His first professional break was working with the Archdiocese of New York after graduating from Queens College.

“It was like getting a master’s degree, and that was step one,” he says. “Step two was an independent production company that called and needed a graphics operator over at Aqueduct Raceway for their OTB show.”

He then began working on events for World Championship Tennis, and, when ESPN launched, it was looking for syndicated content to fill its schedule. WCT was in that mix (Mole was also working with Sugarman Productions by that time) and provided Mole with another stair-step in his career: his first event with ESPN. He established a relationship with ESPN that led to producing baseball, football, and other sports for the young network. That led to the launch of Windfall Productions, which had its own production facility in New Jersey with online editing facilities, a voiceover room, and other facilities. One of his first shows was arm wrestling for ESPN, and it began a journey of working on packaged shows for various networks.

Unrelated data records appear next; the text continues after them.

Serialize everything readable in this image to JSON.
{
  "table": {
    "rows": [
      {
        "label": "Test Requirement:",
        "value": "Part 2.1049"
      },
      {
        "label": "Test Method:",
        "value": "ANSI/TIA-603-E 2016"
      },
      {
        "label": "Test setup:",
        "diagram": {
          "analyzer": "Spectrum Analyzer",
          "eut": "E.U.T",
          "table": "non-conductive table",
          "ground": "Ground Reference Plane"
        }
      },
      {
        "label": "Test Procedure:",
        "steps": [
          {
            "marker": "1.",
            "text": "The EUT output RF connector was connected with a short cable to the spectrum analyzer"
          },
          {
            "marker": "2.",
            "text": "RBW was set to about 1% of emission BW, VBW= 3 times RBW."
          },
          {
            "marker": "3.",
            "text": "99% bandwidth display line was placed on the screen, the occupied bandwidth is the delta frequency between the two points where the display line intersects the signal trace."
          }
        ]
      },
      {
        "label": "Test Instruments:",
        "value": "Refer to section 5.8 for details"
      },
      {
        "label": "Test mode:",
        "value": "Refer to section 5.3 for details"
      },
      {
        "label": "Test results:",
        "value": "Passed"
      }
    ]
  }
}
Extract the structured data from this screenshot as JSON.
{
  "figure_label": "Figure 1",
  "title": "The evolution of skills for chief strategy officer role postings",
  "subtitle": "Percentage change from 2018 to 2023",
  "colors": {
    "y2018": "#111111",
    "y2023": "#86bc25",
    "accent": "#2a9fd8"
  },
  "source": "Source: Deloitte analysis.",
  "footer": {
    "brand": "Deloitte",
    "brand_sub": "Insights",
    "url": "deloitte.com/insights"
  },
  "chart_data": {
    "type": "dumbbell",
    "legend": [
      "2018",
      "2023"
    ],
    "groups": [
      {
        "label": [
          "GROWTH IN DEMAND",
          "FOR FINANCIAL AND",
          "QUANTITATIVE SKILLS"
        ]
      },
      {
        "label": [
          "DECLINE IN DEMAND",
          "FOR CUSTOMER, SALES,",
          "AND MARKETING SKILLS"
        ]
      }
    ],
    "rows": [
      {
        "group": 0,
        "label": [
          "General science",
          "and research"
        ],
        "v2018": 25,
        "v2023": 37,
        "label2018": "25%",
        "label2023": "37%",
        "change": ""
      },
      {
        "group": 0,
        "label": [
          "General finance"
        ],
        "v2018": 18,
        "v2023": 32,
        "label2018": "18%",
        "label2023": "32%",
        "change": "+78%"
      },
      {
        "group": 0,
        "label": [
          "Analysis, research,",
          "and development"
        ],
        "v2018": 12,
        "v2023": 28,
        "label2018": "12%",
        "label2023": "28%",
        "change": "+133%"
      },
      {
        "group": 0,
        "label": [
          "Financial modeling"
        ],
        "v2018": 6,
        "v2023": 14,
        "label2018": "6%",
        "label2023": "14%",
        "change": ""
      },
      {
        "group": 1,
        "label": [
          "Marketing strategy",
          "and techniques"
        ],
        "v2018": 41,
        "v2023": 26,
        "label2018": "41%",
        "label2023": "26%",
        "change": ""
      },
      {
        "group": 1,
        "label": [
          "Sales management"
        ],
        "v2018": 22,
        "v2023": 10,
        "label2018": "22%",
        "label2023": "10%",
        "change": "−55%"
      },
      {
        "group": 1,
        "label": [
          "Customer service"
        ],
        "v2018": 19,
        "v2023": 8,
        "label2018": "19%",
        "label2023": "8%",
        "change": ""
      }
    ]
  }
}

Ralph Mole at work for Windfall Productions

Joe Morgan was my host, and Ahmad Rashad and Paul McGuire were involved. A lot of those guys got their start on that show and went on to other things,’ said Mole during an interview with national sports anchor Brian Fenley. “It was early in the Windfall trajectory so we jumped right in, and the stair-stepping of opportunity is what made my career. It has all been a stair-stepping of opportunity, and getting into sports was another opportunity.”

Among the memorable events he was involved with was indoor volleyball at the 1984 Los Angeles Olympics and as director for the world feed for the 1996 Atlanta Games.

“You’re basically being seen by 2 billion people,” he said. “That was an experience with a lot of cameras, super-slo-mo, quality crew, and a quality event.”

Born in Williamsburg, Brooklyn, he spent his youth in and around the city, eventually moving with his parents to Ozone Park, Queens. While attending Queens College, he solidified his passion for rock and blues guitar by forming several bands with his brother and local friends, playing gigs in the smoky dives in the New York City area. It was at one of these shows that he met the love of his life, Sandra D’alfonso, and the two soon married and eventually settled down across the Hudson River in the idyllic suburbs northwest of Manhattan. Sandra died earlier this year.

“I learned the business from an independent-production-company perspective,” he said in another interview with Fenley.

A memorial service honoring Ralph’s life will take place on Friday, Oct. 21, 10 a.m.–12:30 p.m. at the Frech-McKnight Funeral Home, 161 Washington Ave., Dumont, NJ. A funeral service will be held at 1:15 p.m. at Garden of Memories, Washington Township, NJ.

A Celebration of Life for both Ralph and Sandra will be planned for a date in the future.